Schlarman’s toughness throughout his battle against cancer was reflected by his players’ fight on the field.
When one quarterback after another was injured at the start of the 2019 season, Kentucky refused to throw in the towel. Instead, they made adjustments and fought and fought till the battle was won, ending the season with a record-breaking performance against Louisville and a Belk Bowl victory over Virginia Tech with Lynn Bowden, a wide receiver, playing quarterback.
When faced with another devastating setback to start the 2020 season, an overtime home loss to Ole Miss, Luke Fortner, a leader on Schlarman’s offensive line, said this in the locker room after the game.
“You’re going to face adversity. We’re facing it right now. You’re really judged on how good of a team you are after you face adversity. We’re going through adversity right now. What matters is how we bounce back.”
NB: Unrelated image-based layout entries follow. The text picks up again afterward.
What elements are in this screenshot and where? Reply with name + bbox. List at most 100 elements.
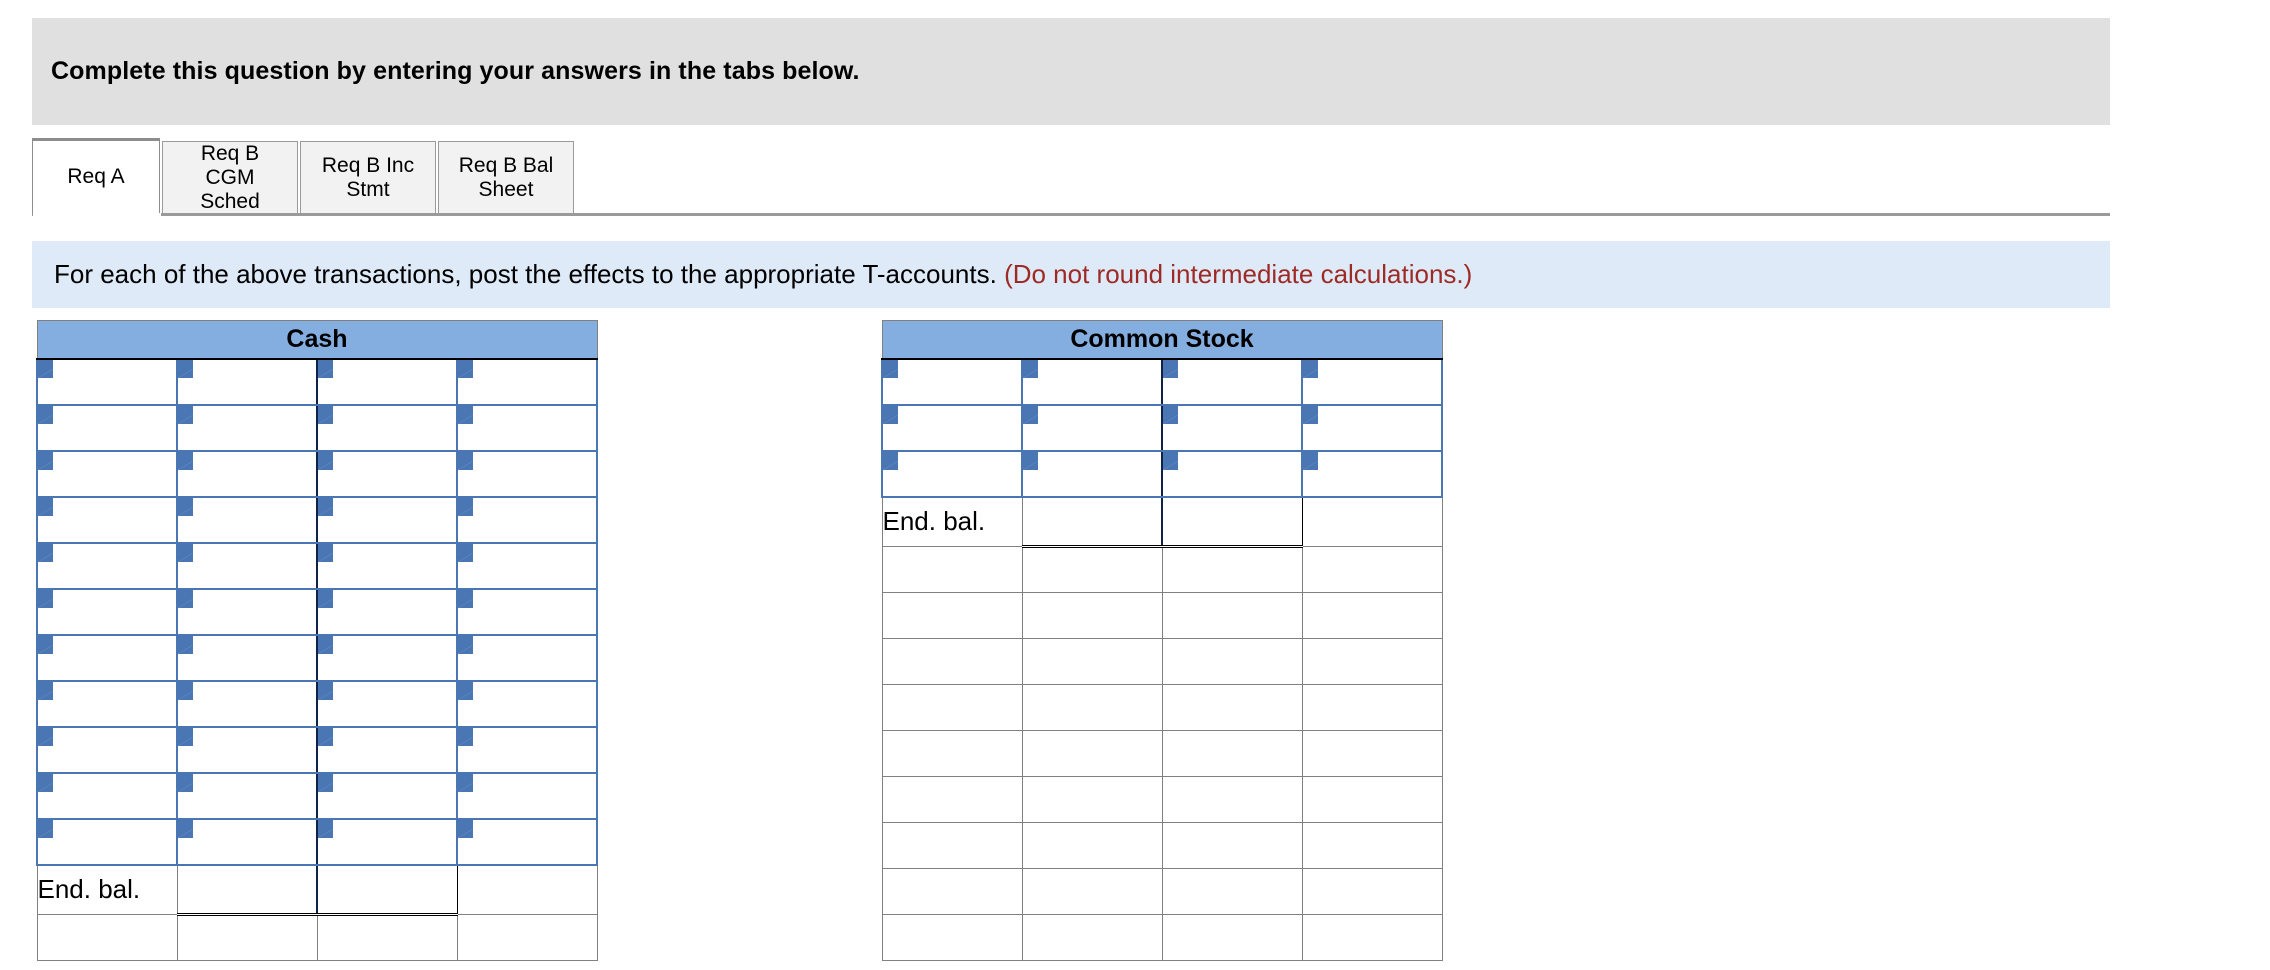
end-balance-spacer-cell bbox=[456, 863, 598, 915]
table-row bbox=[36, 541, 598, 590]
question-header-bar: Complete this question by entering your … bbox=[32, 18, 2110, 125]
account-entry-cell[interactable] bbox=[36, 495, 178, 544]
end-balance-value-cell[interactable] bbox=[176, 863, 318, 916]
account-entry-cell[interactable] bbox=[456, 403, 598, 452]
account-entry-cell[interactable] bbox=[456, 771, 598, 820]
account-header-row: Cash bbox=[36, 320, 598, 360]
account-entry-cell[interactable] bbox=[456, 817, 598, 866]
empty-cell bbox=[456, 914, 598, 961]
account-entry-cell[interactable] bbox=[316, 587, 458, 636]
account-entry-cell[interactable] bbox=[456, 679, 598, 728]
empty-cell bbox=[1021, 546, 1163, 593]
page-root: Complete this question by entering your … bbox=[0, 0, 2270, 970]
empty-cell bbox=[1021, 822, 1163, 869]
end-balance-value-cell[interactable] bbox=[1021, 495, 1163, 548]
table-row bbox=[36, 587, 598, 636]
account-entry-cell[interactable] bbox=[176, 679, 318, 728]
empty-cell bbox=[1301, 638, 1443, 685]
account-entry-cell[interactable] bbox=[316, 403, 458, 452]
end-balance-label: End. bal. bbox=[36, 863, 178, 915]
account-entry-cell[interactable] bbox=[176, 633, 318, 682]
end-balance-value-cell[interactable] bbox=[1161, 495, 1303, 548]
empty-cell bbox=[1161, 868, 1303, 915]
account-entry-cell[interactable] bbox=[176, 357, 318, 406]
account-entry-cell[interactable] bbox=[1301, 357, 1443, 406]
requirement-text: For each of the above transactions, post… bbox=[54, 259, 1005, 289]
account-entry-cell[interactable] bbox=[176, 495, 318, 544]
account-entry-cell[interactable] bbox=[1161, 449, 1303, 498]
account-entry-cell[interactable] bbox=[36, 725, 178, 774]
account-entry-cell[interactable] bbox=[456, 587, 598, 636]
table-row-empty bbox=[881, 730, 1443, 777]
account-header-row: Common Stock bbox=[881, 320, 1443, 360]
account-entry-cell[interactable] bbox=[456, 541, 598, 590]
account-entry-cell[interactable] bbox=[36, 403, 178, 452]
tab-label: Req A bbox=[67, 165, 125, 189]
account-entry-cell[interactable] bbox=[316, 679, 458, 728]
tab-req-b-cgm-sched[interactable]: Req B CGM Sched bbox=[162, 141, 298, 214]
account-entry-cell[interactable] bbox=[36, 679, 178, 728]
requirement-text-wrap: For each of the above transactions, post… bbox=[32, 259, 1472, 290]
requirement-note: (Do not round intermediate calculations.… bbox=[1004, 259, 1473, 289]
t-account-cash: Cash End. bal. bbox=[36, 320, 598, 961]
account-entry-cell[interactable] bbox=[316, 771, 458, 820]
table-row-empty bbox=[881, 868, 1443, 915]
account-title: Cash bbox=[36, 320, 598, 360]
account-entry-cell[interactable] bbox=[36, 587, 178, 636]
account-entry-cell[interactable] bbox=[1301, 403, 1443, 452]
account-entry-cell[interactable] bbox=[36, 357, 178, 406]
account-entry-cell[interactable] bbox=[1161, 357, 1303, 406]
requirement-bar: For each of the above transactions, post… bbox=[32, 241, 2110, 308]
account-entry-cell[interactable] bbox=[316, 633, 458, 682]
account-entry-cell[interactable] bbox=[36, 817, 178, 866]
account-entry-cell[interactable] bbox=[316, 725, 458, 774]
account-entry-cell[interactable] bbox=[1021, 449, 1163, 498]
account-entry-cell[interactable] bbox=[456, 495, 598, 544]
account-entry-cell[interactable] bbox=[316, 357, 458, 406]
account-entry-cell[interactable] bbox=[176, 541, 318, 590]
tab-strip: Req A Req B CGM Sched Req B Inc Stmt Req B … bbox=[32, 138, 2110, 216]
account-entry-cell[interactable] bbox=[881, 449, 1023, 498]
account-entry-cell[interactable] bbox=[456, 725, 598, 774]
account-entry-cell[interactable] bbox=[36, 771, 178, 820]
account-entry-cell[interactable] bbox=[316, 449, 458, 498]
account-entry-cell[interactable] bbox=[176, 403, 318, 452]
empty-cell bbox=[36, 914, 178, 961]
account-entry-cell[interactable] bbox=[1161, 403, 1303, 452]
account-entry-cell[interactable] bbox=[456, 449, 598, 498]
empty-cell bbox=[1301, 592, 1443, 639]
account-entry-cell[interactable] bbox=[1021, 403, 1163, 452]
empty-cell bbox=[1161, 638, 1303, 685]
empty-cell bbox=[1301, 776, 1443, 823]
account-entry-cell[interactable] bbox=[36, 449, 178, 498]
table-row-empty bbox=[881, 914, 1443, 961]
account-entry-cell[interactable] bbox=[176, 587, 318, 636]
account-entry-cell[interactable] bbox=[176, 771, 318, 820]
account-entry-cell[interactable] bbox=[1021, 357, 1163, 406]
account-entry-cell[interactable] bbox=[456, 357, 598, 406]
tab-list: Req A Req B CGM Sched Req B Inc Stmt Req B … bbox=[32, 138, 576, 214]
empty-cell bbox=[1301, 822, 1443, 869]
account-entry-cell[interactable] bbox=[176, 817, 318, 866]
account-entry-cell[interactable] bbox=[881, 357, 1023, 406]
tab-req-b-bal-sheet[interactable]: Req B Bal Sheet bbox=[438, 141, 574, 214]
account-entry-cell[interactable] bbox=[456, 633, 598, 682]
account-entry-cell[interactable] bbox=[176, 449, 318, 498]
table-row bbox=[36, 495, 598, 544]
end-balance-value-cell[interactable] bbox=[316, 863, 458, 916]
account-entry-cell[interactable] bbox=[176, 725, 318, 774]
account-entry-cell[interactable] bbox=[36, 633, 178, 682]
account-entry-cell[interactable] bbox=[1301, 449, 1443, 498]
tab-req-a[interactable]: Req A bbox=[32, 138, 160, 214]
table-row bbox=[36, 771, 598, 820]
tab-req-b-inc-stmt[interactable]: Req B Inc Stmt bbox=[300, 141, 436, 214]
table-row-empty bbox=[881, 546, 1443, 593]
account-entry-cell[interactable] bbox=[36, 541, 178, 590]
account-entry-cell[interactable] bbox=[316, 817, 458, 866]
account-entry-cell[interactable] bbox=[316, 495, 458, 544]
account-entry-cell[interactable] bbox=[881, 403, 1023, 452]
empty-cell bbox=[1021, 868, 1163, 915]
t-account-common-stock: Common Stock End. bal. bbox=[881, 320, 1443, 961]
tab-label: Req B Inc Stmt bbox=[321, 153, 415, 201]
account-entry-cell[interactable] bbox=[316, 541, 458, 590]
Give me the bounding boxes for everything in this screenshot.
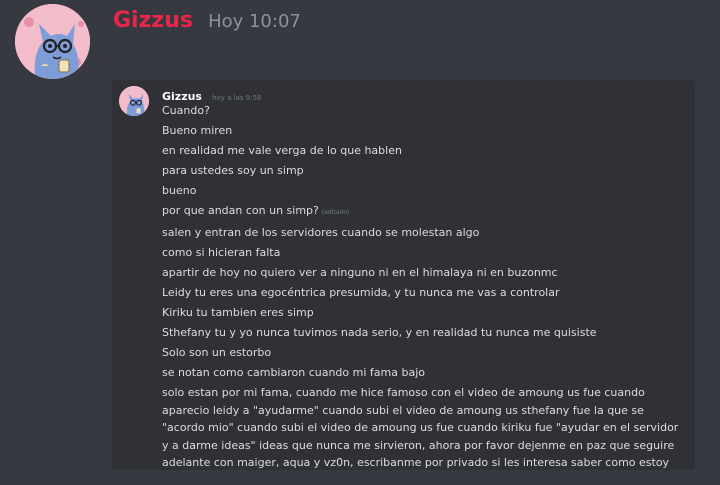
message-line: como si hicieran falta — [162, 246, 281, 259]
author-name[interactable]: Gizzus — [113, 8, 193, 33]
message-line: salen y entran de los servidores cuando … — [162, 226, 480, 239]
message-line: Cuando? — [162, 104, 210, 117]
message-line: en realidad me vale verga de lo que habl… — [162, 144, 402, 157]
message-line: apartir de hoy no quiero ver a ninguno n… — [162, 266, 558, 279]
blue-cat-avatar-icon — [119, 86, 149, 116]
message-header: Gizzus Hoy 10:07 — [113, 8, 301, 33]
message-line: Sthefany tu y yo nunca tuvimos nada seri… — [162, 326, 597, 339]
author-avatar[interactable] — [15, 4, 90, 79]
message-line: se notan como cambiaron cuando mi fama b… — [162, 366, 425, 379]
message-line: Kiriku tu tambien eres simp — [162, 306, 314, 319]
message-line: por que andan con un simp? (editado) — [162, 201, 687, 223]
message-line: Bueno miren — [162, 124, 233, 137]
quoted-author-avatar — [119, 86, 149, 116]
message-line: Leidy tu eres una egocéntrica presumida,… — [162, 286, 560, 299]
message-line: Solo son un estorbo — [162, 346, 272, 359]
message-timestamp: Hoy 10:07 — [208, 11, 301, 32]
edited-label: (editado) — [321, 209, 350, 216]
message-line: para ustedes soy un simp — [162, 164, 304, 177]
quoted-message-list: Cuando? Bueno miren en realidad me vale … — [162, 101, 687, 470]
blue-cat-avatar-icon — [15, 4, 90, 79]
quoted-message-screenshot: Gizzus hoy a las 9:58 Cuando? Bueno mire… — [112, 80, 695, 470]
message-line: bueno — [162, 184, 197, 197]
message-text: por que andan con un simp? — [162, 204, 319, 217]
message-line: solo estan por mi fama, cuando me hice f… — [162, 386, 679, 469]
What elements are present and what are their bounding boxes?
Two weeks later they bounced back with a 34-7 win at Tennessee, the program’s first since 1984. Coaching in what would be his final game, Schlarman got one more game ball.
— Kentucky Football (@UKFootball) October 17, 2020
If the man at the pearly gates is judging John Schlarman on how he faced adversity, they’ll push him to the front of the line. When life dealt him the worst possible hand, Schlarman was at his best. An inspiration to a generation of Kentucky football fans, he set an example for his players, showing them how to succeed on the gridiron and in life after football.
“It’s been nothing but inspiration,” said center Drake Jackson. “You look at him and the character that he still shows everyday, the high energy and just all of the stuff he’s battling with and he can still come here and do his job and try to make us better football players and better people.”
“Every single day he greets you with a smile,” said offensive tackle Landon Young. “Every single day he greets you with enthusiasm, comes out here and pumps us up even though he has every excuse in the world to be sitting at home and resting. I think his goal more than anything is not to just make us great offensive linemen, but to make us great men.”
Just like the Kentucky Wildcats, he fought cancer till the battle was won; in death, his victory is the number of lives he touched by showing us how to live.